Probalign is a sequence alignment tool that calculates a maximum expected accuracy alignment using partition function posterior probabilities. Base pair probabilities are estimated using an estimate similar to the Boltzmann distribution. The partition function is calculated using a dynamic programming approach.
It performs statistically significantly better than the leading alignment programs Probcons, MAFFT and MUSCLE on BAliBASE, HOMSTRAD and OXBENCH benchmarks. Probalign improvements are largest on datasets containing N/C terminal extensions and on datasets with long and heterogeneous length sequences. On heterogeneous length datasets containing repeats, Probalign alignment accuracy is 10% and 15% than the other three methods when standard deviation of length is at least 300 and 400.
The maximum expected accuracy optimization criterion for multiple sequence alignment uses pairwise posterior probabilities of residues to align sequences. The partition function methodology is one way of estimating these probabilities.
Probalign is freely available with gap penalties optimized for standard protein and RNA alignment benchmarks is considerably faster than earlier ones. In practice, Probalign outperforms existing programs by large margins when the data contains sequences of varying lengths. Thus it is particularly suitable for protein and RNA datasets where the sequence length variation is high.
The Probalign web server, also called eProbalign, provides a useful tool for eliminating poorly aligned columns. Probalign introduced a number of new approaches for constructing a multiple alignment with posterior probabilities for all pairs of sequences. It first performs a probabilistic consistency transformation to improve posterior probabilities with the help of a third sequence. It then adapts three standard approaches in multiple sequence alignment, namely construction of a guide-tree, progressive alignment, and iterative refinement
to the expected accuracy alignment approach. The guide-tree construction is similar to UPGMA except that expected accuracies are used to measure distance between clusters. Profile-profile alignment, another standard technique in multiple sequence alignment, is extended to incorporate expected accuracies which facilitates the progressive and iterative alignment strategies.
Posterior probabilities for expected accuracy sequence alignment
The expected accuracy of an alignment is based upon the posterior probabilities of aligning residues in two sequences. Probcons uses hidden Markov models while Probalign uses the partition function of sequence alignments to generate the ensemble.

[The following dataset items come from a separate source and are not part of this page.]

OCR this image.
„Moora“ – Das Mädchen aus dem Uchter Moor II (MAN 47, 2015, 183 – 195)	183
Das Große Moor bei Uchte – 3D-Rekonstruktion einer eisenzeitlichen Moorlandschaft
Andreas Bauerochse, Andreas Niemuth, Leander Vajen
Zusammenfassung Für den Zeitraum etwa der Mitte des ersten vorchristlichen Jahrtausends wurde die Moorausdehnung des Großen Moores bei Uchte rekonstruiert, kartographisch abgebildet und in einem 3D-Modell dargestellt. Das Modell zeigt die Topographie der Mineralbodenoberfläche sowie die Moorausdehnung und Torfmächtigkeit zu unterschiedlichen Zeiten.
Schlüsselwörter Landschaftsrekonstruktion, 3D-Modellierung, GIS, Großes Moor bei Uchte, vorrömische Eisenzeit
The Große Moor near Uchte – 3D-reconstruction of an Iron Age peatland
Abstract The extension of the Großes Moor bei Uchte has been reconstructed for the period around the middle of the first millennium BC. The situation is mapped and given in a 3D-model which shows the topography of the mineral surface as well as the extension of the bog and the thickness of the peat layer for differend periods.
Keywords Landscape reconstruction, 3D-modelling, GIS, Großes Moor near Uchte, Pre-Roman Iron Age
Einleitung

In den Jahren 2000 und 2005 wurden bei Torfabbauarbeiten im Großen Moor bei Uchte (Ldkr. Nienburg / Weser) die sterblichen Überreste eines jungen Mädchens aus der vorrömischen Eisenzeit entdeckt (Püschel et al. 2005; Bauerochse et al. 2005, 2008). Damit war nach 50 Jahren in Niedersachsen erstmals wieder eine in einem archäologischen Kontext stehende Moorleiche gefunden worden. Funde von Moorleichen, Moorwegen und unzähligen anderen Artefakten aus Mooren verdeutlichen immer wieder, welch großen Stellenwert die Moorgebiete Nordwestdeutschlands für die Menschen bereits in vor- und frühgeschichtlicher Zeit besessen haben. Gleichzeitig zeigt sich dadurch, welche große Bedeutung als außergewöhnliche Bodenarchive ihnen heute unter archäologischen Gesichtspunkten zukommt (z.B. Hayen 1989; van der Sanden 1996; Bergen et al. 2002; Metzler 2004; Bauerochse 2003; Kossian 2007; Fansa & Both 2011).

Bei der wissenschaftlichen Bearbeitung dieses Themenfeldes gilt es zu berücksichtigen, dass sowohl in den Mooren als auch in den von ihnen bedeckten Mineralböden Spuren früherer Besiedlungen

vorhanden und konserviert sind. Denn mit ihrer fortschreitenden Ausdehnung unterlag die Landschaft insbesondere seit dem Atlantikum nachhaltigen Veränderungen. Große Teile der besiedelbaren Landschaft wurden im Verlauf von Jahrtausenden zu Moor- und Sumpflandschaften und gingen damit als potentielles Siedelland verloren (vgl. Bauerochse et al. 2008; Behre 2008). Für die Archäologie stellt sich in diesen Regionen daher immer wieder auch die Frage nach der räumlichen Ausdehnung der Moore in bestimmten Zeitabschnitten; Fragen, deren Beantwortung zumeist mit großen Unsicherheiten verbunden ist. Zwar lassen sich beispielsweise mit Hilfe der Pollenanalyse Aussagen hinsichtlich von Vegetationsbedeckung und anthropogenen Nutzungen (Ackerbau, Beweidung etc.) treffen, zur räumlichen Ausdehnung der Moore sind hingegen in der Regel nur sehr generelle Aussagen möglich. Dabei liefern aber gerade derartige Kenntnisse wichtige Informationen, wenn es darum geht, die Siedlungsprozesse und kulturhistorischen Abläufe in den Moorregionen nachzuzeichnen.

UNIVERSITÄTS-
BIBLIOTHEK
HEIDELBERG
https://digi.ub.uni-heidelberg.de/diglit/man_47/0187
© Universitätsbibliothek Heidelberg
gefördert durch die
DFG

The terms δ and ε show transition probabilities for gap open and gap extensions. The probability of a sequence alignment under this model is well-defined and the one with the highest probability can be found with the Viterbi algorithm.
Amino acid scoring matrices that are normally used for sequence alignment are represented as log-odds scoring matrices as defined by Dayhoff. The commonly used sum-of-pairs score of an alignment is defined as the sum of residue-residue pairs and residue-gap pairs under an affine penalty scheme. The alignment partition function can be computed using recursions similar to the Needleman Wunsch dynamic algorithm.